The option-adjusted spreads (or OAS) on both US investment-grade and high-yield corporate bonds were expanding, leading the sky-is-falling crowd to proclaim gloom and doom. However, as I noted in Dissecting Credit Spreads, those spreads were widening not as a function not of investors shunning the corporate bonds but rather fleeing into the perceived safety of US Treasuries.

The shoe is on the other foot now: Credit spreads, especially for high-yield, are narrowing not as a function of Treasury yields, but rather as a function of declining yields on corporate bonds. Now that the Federal Reserve has chased everyone out the yield curve – you have to go out to a six-year Treasury to get 1% -- it is chasing everyone out of the risk curve as well.

A Little Help From the Fed's Friends
The key date in all of this, especially for the investment-grade issues underlying ETFs such as the iBOXX Investment-Grade Corporate Bond Fund (LQD), is November 30, 2011. This is the date when a whole covey of central banks expanded currency swap lines into the eurozone and started breaking the credit crunch. Ten-year Treasury yields did not do much, but look at how the OAS started to collapse after that date.

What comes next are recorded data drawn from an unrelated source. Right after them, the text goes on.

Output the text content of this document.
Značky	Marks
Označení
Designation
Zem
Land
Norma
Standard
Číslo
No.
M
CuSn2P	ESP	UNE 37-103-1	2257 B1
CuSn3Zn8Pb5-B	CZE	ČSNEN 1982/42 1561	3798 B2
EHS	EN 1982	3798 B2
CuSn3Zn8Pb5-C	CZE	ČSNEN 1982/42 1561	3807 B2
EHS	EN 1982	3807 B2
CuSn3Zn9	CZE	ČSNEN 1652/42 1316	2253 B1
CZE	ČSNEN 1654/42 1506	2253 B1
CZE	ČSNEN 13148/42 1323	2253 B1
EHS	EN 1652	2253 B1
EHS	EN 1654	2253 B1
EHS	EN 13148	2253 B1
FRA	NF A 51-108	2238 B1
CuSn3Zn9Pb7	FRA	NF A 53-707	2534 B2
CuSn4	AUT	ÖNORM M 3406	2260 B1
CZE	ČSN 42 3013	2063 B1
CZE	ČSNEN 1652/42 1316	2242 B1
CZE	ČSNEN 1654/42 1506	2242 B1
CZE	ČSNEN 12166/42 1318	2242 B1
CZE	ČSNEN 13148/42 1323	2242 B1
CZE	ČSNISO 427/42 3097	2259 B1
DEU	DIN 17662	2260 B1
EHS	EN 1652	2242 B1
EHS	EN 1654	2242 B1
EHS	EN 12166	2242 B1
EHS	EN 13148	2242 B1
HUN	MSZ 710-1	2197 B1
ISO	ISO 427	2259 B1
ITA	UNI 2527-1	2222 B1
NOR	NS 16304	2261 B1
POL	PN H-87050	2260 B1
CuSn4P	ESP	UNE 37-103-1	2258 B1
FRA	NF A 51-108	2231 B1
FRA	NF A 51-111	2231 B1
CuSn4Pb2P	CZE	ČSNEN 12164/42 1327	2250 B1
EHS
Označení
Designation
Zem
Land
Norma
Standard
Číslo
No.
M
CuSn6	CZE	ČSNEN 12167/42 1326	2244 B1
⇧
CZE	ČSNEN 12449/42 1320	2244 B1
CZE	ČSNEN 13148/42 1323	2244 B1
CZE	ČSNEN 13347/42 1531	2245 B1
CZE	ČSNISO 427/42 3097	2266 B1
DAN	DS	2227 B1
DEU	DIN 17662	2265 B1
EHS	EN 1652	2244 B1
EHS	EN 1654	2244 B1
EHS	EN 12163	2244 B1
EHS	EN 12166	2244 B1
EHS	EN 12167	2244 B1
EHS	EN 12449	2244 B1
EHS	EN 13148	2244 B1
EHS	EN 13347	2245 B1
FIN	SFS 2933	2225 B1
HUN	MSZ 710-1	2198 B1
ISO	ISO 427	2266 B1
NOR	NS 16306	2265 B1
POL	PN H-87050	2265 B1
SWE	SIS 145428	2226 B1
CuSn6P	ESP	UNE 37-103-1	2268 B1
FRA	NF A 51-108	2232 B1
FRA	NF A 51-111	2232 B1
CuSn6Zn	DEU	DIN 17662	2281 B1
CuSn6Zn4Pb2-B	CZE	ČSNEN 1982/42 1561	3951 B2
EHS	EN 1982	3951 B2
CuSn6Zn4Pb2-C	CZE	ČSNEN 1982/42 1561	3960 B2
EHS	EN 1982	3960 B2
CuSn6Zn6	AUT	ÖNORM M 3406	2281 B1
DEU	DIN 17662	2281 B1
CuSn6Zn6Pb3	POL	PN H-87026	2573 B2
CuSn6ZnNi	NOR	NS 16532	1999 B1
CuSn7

If we move over to high-yield, which you can access via ETFs such as the iBOXX High-Yield Corporate Bond Fund (HYG) or the SPDR Barclays Capital High-Yield Bond ETF (JNK), the effect is even more pronounced, even though the contraction in high-yield OAS actually began in early October. Once again, yields on seven-year Treasuries, a better maturity match for this index, did little.

For you stat hounds out there, the probabilities the return paths before and after November 30, 2011, are different are 99.83% and 67.20% for high-yield and investment-grade issues, respectively. A similar measure for the Bank of America-Merrill Lynch 7- to 10-year Treasury index is 53.60%. In absolute yield terms, high-yield and investment-grade yields fell 168 and 67 basis points, respectively.

As the debate remains whether central banks are going to accelerate, as opposed to ease, their money-printing programs, there is little reason to believe we will not see OAS levels retreat toward the credit bubble territory of May 2007. That is bullish for corporate bonds and bullish for equities. I would be remiss, though, not to add the usual caveat this will not be pretty when it ends.